• "Janice Caron" <caron serenityfirefly.com> Sep 07 2007
• Daniel919 <Daniel919 web.de> Sep 07 2007
• Daniel Keep <daniel.keep.lists gmail.com> Sep 07 2007
• Sean Kelly <sean f4.ca> Sep 07 2007
• Sean Kelly <sean f4.ca> Sep 07 2007
• Sean Kelly <sean f4.ca> Sep 07 2007

"Janice Caron" <caron serenityfirefly.com> writes:

Even more simply put, what is the difference between:

(1) void f(const int x)
(2) void f(const(int) x)
(3) void f(const const(int) x)

Just trying to get my head around this!

Daniel919 <Daniel919 web.de> writes:

Janice Caron schrieb:
 Even more simply put, what is the difference between:
 
 (1) void f(const int x)



 (2) void f(const(int) x)



 (3) void f(const const(int) x)

Daniel Keep <daniel.keep.lists gmail.com> writes:

IIRC...

Janice Caron wrote:
 Even more simply put, what is the difference between:
 
 (1) void f(const int x)


That's const as a storage class: the bits of 'x' are immutable.

 (2) void f(const(int) x)


const as a type constructor: in this case, nothing happens since
const(T) only has an effect on reference types.  Let's change it to

 (2) void f(const(int*) x)


Ok, now you've got a mutable read-only view: the bits of 'x' can be
changed, but the data referenced by x cannot.

 (3) void f(const const(int) x)


*rubs out previous line*

 (3) void f(const const(int*) x)


I suspect the const(int*) is redundant.  Since const is transitive,
const as a storage class automatically applies const-ness to the type as
well.

 Just trying to get my head around this!


	-- Daniel

Sean Kelly <sean f4.ca> writes:

Daniel Keep wrote:
 
 (2) void f(const(int*) x)


 Ok, now you've got a mutable read-only view: the bits of 'x' can be
 changed, but the data referenced by x cannot.


I thought that's what 'final' was for.  For the above, I'd expect the 
reference and the data to which it refers to both be immutable through 
x.  Is this not right?


Sean

Sean Kelly <sean f4.ca> writes:

Sean Kelly wrote:
 Daniel Keep wrote:
 (2) void f(const(int*) x)


 Ok, now you've got a mutable read-only view: the bits of 'x' can be
 changed, but the data referenced by x cannot.

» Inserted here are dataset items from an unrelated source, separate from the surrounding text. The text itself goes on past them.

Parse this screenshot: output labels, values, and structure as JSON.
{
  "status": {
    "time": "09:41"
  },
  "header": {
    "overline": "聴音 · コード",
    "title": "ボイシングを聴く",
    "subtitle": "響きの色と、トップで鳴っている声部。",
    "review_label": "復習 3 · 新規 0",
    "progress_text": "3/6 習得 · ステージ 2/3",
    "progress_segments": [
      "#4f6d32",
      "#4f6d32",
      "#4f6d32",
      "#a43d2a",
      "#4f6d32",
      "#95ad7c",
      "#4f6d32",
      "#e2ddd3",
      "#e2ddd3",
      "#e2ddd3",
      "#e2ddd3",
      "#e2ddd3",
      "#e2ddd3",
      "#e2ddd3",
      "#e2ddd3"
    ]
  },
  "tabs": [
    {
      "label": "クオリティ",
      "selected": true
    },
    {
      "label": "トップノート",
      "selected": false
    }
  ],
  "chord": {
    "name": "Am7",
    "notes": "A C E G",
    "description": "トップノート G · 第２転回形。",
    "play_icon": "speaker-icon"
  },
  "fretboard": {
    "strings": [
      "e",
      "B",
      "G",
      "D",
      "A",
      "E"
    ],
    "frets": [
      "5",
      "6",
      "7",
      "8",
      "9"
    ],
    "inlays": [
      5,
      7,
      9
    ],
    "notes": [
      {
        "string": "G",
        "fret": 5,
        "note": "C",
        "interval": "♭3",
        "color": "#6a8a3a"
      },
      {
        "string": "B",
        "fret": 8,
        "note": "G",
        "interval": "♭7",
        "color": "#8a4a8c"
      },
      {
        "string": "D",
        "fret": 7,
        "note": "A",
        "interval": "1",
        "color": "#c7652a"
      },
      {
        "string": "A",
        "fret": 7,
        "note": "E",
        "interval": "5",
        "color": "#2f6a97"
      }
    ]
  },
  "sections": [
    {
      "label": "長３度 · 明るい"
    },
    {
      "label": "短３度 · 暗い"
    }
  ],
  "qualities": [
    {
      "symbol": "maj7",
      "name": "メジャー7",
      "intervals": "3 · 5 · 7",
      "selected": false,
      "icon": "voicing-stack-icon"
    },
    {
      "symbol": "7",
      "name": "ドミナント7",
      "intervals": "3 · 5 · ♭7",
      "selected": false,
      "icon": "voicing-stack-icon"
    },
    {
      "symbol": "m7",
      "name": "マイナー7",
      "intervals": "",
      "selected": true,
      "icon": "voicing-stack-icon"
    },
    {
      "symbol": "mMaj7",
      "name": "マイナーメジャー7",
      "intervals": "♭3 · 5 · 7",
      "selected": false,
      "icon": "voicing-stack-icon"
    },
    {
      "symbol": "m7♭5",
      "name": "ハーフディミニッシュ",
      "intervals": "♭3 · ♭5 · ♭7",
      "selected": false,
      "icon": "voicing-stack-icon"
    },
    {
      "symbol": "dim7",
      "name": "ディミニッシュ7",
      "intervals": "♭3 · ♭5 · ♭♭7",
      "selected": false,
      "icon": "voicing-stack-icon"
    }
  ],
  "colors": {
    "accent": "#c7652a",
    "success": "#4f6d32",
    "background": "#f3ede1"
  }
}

 I thought that's what 'final' was for.  For the above, I'd expect the 
 reference and the data to which it refers to both be immutable through 
 x.  Is this not right?


er, let me clarify.  I would assume that:

const(int)* x

means that the data cannot be changed but the pointer can.  But by 
enclosing the pointer in parens, it should be considered constant as well.


Sean

Sean Kelly <sean f4.ca> writes:

Sean Kelly wrote:
 Sean Kelly wrote:
 Daniel Keep wrote:
 (2) void f(const(int*) x)


 Ok, now you've got a mutable read-only view: the bits of 'x' can be
 changed, but the data referenced by x cannot.


 I thought that's what 'final' was for.  For the above, I'd expect the 
 reference and the data to which it refers to both be immutable through 
 x.  Is this not right?


 er, let me clarify.  I would assume that:
 
 const(int)* x
 
 means that the data cannot be changed but the pointer can.  But by 
 enclosing the pointer in parens, it should be considered constant as well.


Forget it, I remember now.  The parenthesis means "apply this attribute 
to the type herein" and const means "can't change the data."  Out of 
curiosity, how do things work with multiple attributes:

final const(int*)* x
const final(int*)* x

I assume that both of the above are equivalent, and they mean "mutable 
pointer to an immutable pointer to immutable data."  ie. all of the 
attributes together apply to the type in parens.  Is this correct?  I'll 
admit I still find the C++ version easier to visually parse for 
non-trivial declarations--the rule is simply "apply this attribute to 
the adjacent thing on the left."  But perhaps this is because I've spent 
more time with C++ const than D const.


Sean